KUASA, AMANAH DAN KEADILAN
“Seribu kepintaran bisa dikalahkan, bahkan tak ada artinya, di hadapan segenggam kekuasaan,” tulis seorang pejabat.
Dari sisi realitas, dalam batas-batas tertentu, ungkapan tersebut tidaklah keliru. Namun, dari sisi hukum Islam, ungkapan itu tidak dapat dijadikan alasan untuk menomorsatukan kekuasaan. Kekuasaan memang bisa digunakan untuk menolong dan menyebarkan kebaikan, tetapi juga bisa mencelakakan pemegangnya jika digunakan untuk menyebarkan kerusakan secara masif dan efektif. Fir‘aun, misalnya, kekuasaannya yang besar mendorongnya menuhankan diri sendiri dan merusak kehidupan rakyatnya.
Jika seorang penguasa bersifat aniaya, maka janganlah kalian kesana-kemari membicarakan keburukannya. Sebaliknya, perbaikilah kondisi kalian sendiri. Adapun kesusahan yang timbul, itu adalah akibat dari perbuatan-perbuatan buruk sendiri. Jika tidak, sebenarnya seorang mukmin itu disertai oleh bintang Allah. Allah Ta‘ala sendiri yang menyediakan sarana-sarana bagi seorang mukmin. Nasihat saya adalah jadikanlah diri kalian sebagai suri teladan kebaikan dari segala segi. Janganlah kalian mengabaikan hak-hak Allah dan jangan pula mengabaikan hak-hak manusia [1].
Corak lain dalam meninggalkan kejahatan adalah akhlak yang disebut amanah atau diyanah. Yakni, tidak suka merugikan orang lain dengan cara licik dan jahat, misalnya dengan merampas harta orang lain. Hendaknya dipahami bahwa diyanah (kejujuran) dan amanah (dapat dipercaya) merupakan keadaan thabi‘i (alami). Di kalangan bangsa Arab zaman dahulu, terdapat kebiasaan di antara para pengurus harta anak-anak yatim: jika mereka hendak mengambil keuntungan dari harta anak yatim yang dikelola, mereka tetap menjaga agar modal pokok tidak berkurang. Dalam Al-Qur’an pun diisyaratkan ke arah ini, yakni agar pengurus harta menyerahkan kembali harta anak yatim di hadapan saksi-saksi.

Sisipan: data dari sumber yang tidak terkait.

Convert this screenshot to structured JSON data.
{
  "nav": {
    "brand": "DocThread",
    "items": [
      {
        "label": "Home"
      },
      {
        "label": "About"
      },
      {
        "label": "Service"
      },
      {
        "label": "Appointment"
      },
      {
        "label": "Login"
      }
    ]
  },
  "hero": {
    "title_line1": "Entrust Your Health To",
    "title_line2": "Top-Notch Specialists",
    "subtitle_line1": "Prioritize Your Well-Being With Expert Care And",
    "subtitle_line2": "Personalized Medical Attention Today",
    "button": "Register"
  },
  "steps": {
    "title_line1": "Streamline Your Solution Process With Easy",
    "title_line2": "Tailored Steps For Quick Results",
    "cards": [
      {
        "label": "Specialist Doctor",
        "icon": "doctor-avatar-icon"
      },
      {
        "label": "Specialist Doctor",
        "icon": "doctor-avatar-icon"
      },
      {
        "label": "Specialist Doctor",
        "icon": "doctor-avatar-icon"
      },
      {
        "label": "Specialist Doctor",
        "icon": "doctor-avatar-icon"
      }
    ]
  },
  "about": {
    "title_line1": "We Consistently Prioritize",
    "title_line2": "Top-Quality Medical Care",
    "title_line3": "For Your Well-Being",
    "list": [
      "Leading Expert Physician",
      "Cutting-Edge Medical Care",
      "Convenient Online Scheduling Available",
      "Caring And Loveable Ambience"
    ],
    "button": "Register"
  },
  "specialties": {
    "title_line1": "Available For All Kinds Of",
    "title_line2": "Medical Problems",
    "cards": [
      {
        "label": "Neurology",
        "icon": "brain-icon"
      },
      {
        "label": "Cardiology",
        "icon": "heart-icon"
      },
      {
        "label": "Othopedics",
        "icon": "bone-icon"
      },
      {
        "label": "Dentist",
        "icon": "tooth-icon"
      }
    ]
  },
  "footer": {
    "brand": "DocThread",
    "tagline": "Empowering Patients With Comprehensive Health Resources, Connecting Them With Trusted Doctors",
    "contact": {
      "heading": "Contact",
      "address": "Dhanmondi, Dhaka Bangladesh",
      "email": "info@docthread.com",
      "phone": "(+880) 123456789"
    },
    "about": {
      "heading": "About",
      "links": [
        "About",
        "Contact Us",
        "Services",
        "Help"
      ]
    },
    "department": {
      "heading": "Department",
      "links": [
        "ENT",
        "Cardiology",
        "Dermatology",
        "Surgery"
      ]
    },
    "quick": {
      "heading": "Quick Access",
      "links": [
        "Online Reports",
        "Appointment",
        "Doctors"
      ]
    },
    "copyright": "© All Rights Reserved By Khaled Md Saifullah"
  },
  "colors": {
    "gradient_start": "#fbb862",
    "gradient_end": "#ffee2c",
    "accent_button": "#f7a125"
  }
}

Dan barang siapa hampir meninggal dunia sedangkan anak-anaknya masih kecil dan lemah, maka hendaknya ia tidak membuat wasiat yang merugikan hak-hak anak-anaknya. Barang siapa memakan harta anak-anak yatim hingga menganiaya mereka, maka yang ia makan bukanlah harta, melainkan api. Dan pada akhirnya mereka akan dimasukkan ke dalam api yang menyala-nyala.
Perhatikanlah bagaimana Allah Ta‘ala menjelaskan secara sangat serius tentang aspek-aspek amanah. Maka, diyanah (kejujuran) dan amanah (dapat dipercaya) yang sejati adalah yang mencakup semua aspek tersebut. Apabila amanah tidak dilandasi bimbingan akal yang penuh, maka kejujuran dan amanah yang tampak itu sebenarnya mengandung unsur-unsur khianat yang terselubung melalui berbagai cara.
Allah Ta‘ala berfirman dalam Al-Qur’an surah An-Nisa’, 4:59: “Sesungguhnya Allah menyuruh kamu menyampaikan amanat kepada yang berhak menerimanya, dan apabila kamu menetapkan hukum di antara manusia, hendaklah kamu menetapkannya dengan adil. Sesungguhnya Allah memberikan pengajaran yang sebaik-baiknya kepadamu. Sesungguhnya Allah Maha Mendengar, Maha Melihat.” Dalam tafsir ayat ini dijelaskan bahwa kekuasaan atau wewenang memerintah dipandang sebagai amanah dari rakyat. Artinya, kekuasaan bukanlah hak waris atau hak lahiriah seseorang atau suatu dinasti. Al-Qur’an tidak menyetujui pemerintahan yang turun-temurun, dan sebagai gantinya diperintahkan untuk mengadakan pemerintahan perwakilan. Kepala pemerintahan harus dipilih, dan dalam pemilihan itu rakyat diperintahkan untuk memilih orang yang paling layak untuk mengemban jabatan tersebut.
Serahkanlah amanat kepada orang yang berhak menerimanya. Allah tidak bersahabat dengan orang-orang yang berkhianat. Ketika menakar, takarlah dengan sempurna. Ketika menimbang, timbanglah dengan benar dan jujur. Janganlah kalian merugikan orang lain dalam hal harta dengan cara apa pun. Jangan pula berkeliaran di muka bumi dengan niat membuat kerusakan—baik itu mencuri, merampok, mencopet, atau mengambil milik orang lain dengan cara yang tidak sah.
Melalui surah An-Nisa’ ayat 59, Allah SWT menekankan pentingnya menegakkan keadilan dalam seluruh aspek kehidupan. Jika seseorang diberi amanat untuk menetapkan hukum atau memutuskan perkara, maka ia harus berlaku adil dan tidak berpihak. Oleh karena itu, baik amanah maupun keadilan harus ditegakkan dan dijaga tanpa membedakan agama, keturunan, atau ras.
Referensi:
[1] Malfuzat, Add Nazir Isyaat, London, 1984, Jilid 2, hlm. 289 / MI 21.12.99.
[2] Al-Qur’an. Surah An-Nisa’, 4:59.